AHA has broad corporate powers including, but not limited to, the power to acquire, manage, own, operate, develop and revitalize affordable housing. AHA’s programs are funded and regulated by the U.S. Department of Housing and Urban Development (“HUD”). Using its Moving to Work flexibility, AHA has implemented a variety of innovations that benefit low-income families and expand housing choice.
AHA’s approach to providing quality affordable housing and human development services is based on the belief that people can do better when given access to quality living environments and the tools they need to become self-sufficient.
Provide quality affordable housing in amenity-rich, mixed-income communities for the betterment of the community
Healthy Mixed-Income Communities; Healthy Self-Sufficient Families
The Atlanta Housing Authority is governed by a seven-member board of commissioners. The board is responsible for policy, fiscal management, and the appointment of the agency’s president and chief executive officer.
In addition to the AHA Board of Commissioners, the agency relies upon the leadership of a team of its senior-level executives to provide thought leadership, accountability, and insight regarding its day-to-day operations, as well as perspective on participant services and programming.
In 1996, Congress created the Moving to Work Demonstration Program, which authorized the Secretary of HUD to negotiate agreements with a select number of high-performing public housing agencies for the purpose of demonstrating how regulatory and statutory relief, flexibility and innovation could lead to better outcomes for low-income families and the broader community. In 2001, HUD selected AHA to participate in the demonstration program. AHA entered into its first MTW agreement in 2003, which was later extended through 2018.
Obtaining MTW status has allowed AHA to continue implementing its long-term strategy of mainstreaming families, mainstreaming real estate, and mainstreaming AHA as a viable and sustainable organization. Using its MTW flexibility, AHA employs local strategies and solutions to advance human development initiatives and use public/private partnerships to revitalize communities.
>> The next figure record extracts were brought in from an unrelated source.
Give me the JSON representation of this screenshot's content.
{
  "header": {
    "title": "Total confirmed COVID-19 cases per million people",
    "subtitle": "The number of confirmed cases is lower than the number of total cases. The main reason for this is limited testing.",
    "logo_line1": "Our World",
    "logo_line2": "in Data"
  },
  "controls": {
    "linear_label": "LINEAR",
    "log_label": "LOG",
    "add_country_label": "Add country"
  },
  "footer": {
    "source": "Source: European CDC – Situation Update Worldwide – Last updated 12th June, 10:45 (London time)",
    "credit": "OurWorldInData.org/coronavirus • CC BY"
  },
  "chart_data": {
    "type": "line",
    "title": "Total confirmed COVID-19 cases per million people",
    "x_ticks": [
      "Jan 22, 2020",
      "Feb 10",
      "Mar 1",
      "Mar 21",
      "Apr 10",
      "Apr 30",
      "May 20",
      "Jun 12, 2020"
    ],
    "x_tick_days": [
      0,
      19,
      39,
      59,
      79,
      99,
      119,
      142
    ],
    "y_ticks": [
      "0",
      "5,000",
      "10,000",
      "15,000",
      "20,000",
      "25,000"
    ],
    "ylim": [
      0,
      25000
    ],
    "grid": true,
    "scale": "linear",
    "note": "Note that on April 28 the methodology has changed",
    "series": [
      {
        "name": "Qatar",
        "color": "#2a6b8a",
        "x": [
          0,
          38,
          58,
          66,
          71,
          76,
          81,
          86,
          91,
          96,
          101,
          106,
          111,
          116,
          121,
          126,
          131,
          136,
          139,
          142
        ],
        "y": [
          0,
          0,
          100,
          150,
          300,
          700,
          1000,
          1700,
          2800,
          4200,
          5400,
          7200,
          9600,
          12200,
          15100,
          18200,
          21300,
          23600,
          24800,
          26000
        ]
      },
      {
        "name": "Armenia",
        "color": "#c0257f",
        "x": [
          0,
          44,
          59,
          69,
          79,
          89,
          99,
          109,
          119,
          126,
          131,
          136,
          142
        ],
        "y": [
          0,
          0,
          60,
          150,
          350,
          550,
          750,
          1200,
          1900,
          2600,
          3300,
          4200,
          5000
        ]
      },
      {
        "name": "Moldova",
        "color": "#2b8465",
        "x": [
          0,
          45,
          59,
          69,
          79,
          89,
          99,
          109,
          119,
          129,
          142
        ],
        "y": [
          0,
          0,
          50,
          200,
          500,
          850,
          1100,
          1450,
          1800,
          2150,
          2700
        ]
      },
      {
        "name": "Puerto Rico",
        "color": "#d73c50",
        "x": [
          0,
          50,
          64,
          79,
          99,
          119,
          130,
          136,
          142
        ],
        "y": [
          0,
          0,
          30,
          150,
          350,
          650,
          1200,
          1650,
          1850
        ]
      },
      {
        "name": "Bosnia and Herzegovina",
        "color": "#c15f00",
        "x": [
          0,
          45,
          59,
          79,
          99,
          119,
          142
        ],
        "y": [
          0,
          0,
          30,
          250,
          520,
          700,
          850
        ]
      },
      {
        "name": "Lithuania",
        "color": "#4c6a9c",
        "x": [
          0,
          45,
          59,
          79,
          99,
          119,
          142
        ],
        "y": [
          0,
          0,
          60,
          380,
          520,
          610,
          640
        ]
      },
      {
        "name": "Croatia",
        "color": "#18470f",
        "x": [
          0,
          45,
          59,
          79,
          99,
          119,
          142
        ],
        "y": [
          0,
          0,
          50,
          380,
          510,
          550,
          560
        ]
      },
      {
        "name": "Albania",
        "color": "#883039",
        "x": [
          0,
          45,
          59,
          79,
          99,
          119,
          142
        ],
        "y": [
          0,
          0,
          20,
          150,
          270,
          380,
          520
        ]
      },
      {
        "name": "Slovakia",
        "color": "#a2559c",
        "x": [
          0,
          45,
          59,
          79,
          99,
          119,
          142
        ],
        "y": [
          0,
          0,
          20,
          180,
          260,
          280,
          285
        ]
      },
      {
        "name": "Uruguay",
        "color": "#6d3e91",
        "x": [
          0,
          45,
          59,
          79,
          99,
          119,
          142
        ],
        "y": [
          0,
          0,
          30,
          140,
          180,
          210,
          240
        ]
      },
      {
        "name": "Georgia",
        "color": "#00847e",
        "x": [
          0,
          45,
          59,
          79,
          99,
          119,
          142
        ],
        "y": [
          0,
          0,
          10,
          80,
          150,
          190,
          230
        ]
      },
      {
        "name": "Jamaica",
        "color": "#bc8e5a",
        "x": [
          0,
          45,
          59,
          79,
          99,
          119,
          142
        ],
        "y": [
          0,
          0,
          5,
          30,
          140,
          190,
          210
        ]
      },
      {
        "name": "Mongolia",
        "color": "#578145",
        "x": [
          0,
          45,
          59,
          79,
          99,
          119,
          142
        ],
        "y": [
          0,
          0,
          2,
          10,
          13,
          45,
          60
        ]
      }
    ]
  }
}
AHA’s MTW Agreement has enabled AHA to leverage lessons learned and best practices, apply private sector business principles to implement local solutions that increase the availability of quality affordable housing, promote human development and economic self-sufficiency strategies aimed at improving the lives of low-income families, and optimize AHA’s effectiveness in achieving its goals. The funding flexibility provided AHA under the MTW Agreement is essential to AHA’s continued success and long-term financial viability.
AHA’s unique achievements under the MTW demonstration program are detailed in AHA’s MTW Annual Plans and Reports.